Buesseler does not believe the water poses a threat anywhere in the Pacific. "We don't expect any large-scale direct health impacts, either on humans or on marine life," he says. However, he postulates that pollution other than tritium could accumulate near the coast over time and was not detected by the ALPS system.
"The coastal zone of Japan could be affected in the long term due to the accumulation of forms of radioactivity other than tritium," he says. Ultimately, this could harm the region's fisheries.
And Bussler is concerned about the message being sent to other nations that may be interested in dumping nuclear waste into the sea.
How are other nations reacting to Japan's decision?
Other nations expressed concern about Japan's plan. In South Korea there were increasing public protests against the decision.

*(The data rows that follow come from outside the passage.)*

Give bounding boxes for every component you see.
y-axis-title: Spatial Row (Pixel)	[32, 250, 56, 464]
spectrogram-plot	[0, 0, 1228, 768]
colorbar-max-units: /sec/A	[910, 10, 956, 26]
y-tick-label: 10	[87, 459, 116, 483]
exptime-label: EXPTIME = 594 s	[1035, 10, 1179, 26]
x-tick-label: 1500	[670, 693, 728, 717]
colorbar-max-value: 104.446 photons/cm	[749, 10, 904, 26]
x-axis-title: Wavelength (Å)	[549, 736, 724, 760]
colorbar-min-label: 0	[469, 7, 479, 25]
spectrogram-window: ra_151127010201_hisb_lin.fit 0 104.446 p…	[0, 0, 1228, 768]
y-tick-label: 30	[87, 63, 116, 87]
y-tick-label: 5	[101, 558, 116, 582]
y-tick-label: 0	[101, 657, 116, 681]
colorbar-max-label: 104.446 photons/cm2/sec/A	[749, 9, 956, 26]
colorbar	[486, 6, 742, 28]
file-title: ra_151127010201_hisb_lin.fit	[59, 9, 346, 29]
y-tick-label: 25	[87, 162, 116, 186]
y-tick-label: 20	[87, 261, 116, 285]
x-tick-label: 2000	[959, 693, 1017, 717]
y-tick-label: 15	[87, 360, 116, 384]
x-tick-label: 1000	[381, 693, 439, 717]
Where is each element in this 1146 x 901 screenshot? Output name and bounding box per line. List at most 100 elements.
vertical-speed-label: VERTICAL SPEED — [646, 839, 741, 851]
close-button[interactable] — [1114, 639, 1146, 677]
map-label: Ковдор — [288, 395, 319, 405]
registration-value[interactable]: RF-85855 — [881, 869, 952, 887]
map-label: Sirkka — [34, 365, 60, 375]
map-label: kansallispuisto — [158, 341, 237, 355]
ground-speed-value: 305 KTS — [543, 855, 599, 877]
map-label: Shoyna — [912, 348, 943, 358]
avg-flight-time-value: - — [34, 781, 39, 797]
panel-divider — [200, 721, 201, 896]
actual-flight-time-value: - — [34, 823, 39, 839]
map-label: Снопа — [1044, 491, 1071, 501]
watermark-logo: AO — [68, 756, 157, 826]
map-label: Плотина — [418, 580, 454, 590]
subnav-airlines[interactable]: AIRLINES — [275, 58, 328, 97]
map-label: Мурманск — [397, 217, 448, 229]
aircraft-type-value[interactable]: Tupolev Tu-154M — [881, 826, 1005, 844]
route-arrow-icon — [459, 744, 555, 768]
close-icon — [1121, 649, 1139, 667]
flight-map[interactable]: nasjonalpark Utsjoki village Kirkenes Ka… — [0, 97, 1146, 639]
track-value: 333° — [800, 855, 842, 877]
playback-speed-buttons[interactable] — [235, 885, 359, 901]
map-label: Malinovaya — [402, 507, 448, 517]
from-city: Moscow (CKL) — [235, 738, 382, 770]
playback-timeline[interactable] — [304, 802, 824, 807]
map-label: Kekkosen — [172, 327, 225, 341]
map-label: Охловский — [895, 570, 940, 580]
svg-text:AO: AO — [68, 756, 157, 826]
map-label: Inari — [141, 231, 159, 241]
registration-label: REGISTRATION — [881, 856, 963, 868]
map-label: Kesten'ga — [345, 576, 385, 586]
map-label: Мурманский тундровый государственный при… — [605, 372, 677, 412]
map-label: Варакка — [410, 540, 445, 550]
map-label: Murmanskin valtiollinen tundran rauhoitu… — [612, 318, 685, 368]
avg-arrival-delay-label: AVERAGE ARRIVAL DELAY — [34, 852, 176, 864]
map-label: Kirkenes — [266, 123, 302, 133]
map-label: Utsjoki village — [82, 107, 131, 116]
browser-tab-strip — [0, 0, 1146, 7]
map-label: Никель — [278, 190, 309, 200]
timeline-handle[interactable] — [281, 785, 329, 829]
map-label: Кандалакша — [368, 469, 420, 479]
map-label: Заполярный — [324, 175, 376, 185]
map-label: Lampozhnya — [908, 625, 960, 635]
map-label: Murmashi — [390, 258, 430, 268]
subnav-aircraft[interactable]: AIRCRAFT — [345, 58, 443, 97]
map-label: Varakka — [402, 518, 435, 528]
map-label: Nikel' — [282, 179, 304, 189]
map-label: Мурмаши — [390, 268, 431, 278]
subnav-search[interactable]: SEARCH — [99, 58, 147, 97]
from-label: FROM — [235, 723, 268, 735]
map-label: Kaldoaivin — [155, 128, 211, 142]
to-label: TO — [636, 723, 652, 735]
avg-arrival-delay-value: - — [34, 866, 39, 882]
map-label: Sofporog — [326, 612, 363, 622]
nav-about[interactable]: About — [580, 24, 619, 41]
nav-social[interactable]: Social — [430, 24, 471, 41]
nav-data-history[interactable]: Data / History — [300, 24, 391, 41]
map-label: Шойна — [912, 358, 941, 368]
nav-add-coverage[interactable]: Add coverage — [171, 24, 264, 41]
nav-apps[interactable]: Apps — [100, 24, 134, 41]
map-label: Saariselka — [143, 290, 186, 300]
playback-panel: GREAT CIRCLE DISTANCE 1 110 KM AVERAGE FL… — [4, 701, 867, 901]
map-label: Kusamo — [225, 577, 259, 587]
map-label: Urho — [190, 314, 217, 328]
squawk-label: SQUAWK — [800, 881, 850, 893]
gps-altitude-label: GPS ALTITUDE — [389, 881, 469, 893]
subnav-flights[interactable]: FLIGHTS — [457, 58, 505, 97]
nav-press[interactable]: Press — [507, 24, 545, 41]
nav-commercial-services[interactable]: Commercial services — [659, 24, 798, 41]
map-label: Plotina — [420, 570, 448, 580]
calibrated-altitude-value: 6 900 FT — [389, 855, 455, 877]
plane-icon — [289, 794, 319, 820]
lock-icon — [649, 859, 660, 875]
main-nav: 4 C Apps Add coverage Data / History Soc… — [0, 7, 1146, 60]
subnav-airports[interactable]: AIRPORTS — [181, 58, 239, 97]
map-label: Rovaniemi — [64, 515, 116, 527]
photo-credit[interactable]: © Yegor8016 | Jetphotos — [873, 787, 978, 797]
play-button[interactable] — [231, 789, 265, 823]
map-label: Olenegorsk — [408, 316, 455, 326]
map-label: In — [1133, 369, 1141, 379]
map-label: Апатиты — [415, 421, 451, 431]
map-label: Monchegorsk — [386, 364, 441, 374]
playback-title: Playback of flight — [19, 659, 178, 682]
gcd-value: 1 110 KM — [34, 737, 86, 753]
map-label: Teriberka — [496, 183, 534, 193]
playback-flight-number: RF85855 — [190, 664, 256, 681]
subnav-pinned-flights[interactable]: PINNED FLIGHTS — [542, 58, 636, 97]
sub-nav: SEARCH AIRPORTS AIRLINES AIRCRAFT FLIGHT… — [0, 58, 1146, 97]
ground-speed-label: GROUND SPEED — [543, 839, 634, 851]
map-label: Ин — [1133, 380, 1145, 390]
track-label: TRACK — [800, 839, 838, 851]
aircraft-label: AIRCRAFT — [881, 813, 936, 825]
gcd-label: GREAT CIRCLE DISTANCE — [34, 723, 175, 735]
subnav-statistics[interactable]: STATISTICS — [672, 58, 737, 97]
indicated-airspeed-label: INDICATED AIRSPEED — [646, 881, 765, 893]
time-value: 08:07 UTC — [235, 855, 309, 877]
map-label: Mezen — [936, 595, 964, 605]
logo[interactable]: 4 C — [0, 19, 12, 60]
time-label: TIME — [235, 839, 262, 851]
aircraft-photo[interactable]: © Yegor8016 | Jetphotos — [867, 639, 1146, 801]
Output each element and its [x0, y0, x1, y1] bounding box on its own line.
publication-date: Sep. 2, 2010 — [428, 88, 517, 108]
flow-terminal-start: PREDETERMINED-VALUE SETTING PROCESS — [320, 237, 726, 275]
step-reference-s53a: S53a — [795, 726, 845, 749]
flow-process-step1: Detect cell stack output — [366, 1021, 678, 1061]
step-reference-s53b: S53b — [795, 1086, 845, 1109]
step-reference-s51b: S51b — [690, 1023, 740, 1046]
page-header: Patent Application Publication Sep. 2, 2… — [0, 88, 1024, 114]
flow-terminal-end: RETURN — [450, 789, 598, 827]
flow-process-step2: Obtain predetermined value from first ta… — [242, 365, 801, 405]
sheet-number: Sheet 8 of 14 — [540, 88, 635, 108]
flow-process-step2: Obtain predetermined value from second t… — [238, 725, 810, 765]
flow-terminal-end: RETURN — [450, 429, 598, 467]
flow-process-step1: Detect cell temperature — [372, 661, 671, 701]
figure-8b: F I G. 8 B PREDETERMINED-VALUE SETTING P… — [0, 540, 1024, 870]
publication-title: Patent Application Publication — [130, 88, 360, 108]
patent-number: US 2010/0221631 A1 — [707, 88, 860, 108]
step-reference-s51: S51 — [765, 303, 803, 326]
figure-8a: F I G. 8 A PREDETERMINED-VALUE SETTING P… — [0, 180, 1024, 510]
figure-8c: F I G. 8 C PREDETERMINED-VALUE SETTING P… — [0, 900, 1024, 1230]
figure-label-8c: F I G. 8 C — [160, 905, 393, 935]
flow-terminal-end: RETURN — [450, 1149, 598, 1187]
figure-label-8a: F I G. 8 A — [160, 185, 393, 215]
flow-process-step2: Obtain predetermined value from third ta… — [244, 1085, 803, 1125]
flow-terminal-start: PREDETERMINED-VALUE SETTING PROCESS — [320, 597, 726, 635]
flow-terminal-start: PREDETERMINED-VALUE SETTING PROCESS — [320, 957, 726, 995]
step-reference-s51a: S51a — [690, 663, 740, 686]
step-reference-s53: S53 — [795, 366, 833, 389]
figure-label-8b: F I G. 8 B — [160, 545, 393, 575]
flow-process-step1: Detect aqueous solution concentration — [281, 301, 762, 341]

Buesseler advises for thePacific Islands Forum, a coalition of nations including the Marshall Islands and Tahiti, which are also concerned about Japan's decision. He notes that many of these countries experienced high levels of radioactive fallout as a result of atmospheric nuclear testing during the Cold War. "There are islands that they cannot return to because of the contaminated sites," says Büsseler.
Furthermore, "in many ways they are suffering more from climate change and sea level rise than the rest of the world," he says. In his opinion, Japan's liberation in the Pacific is "just an insult to the environment, among other things."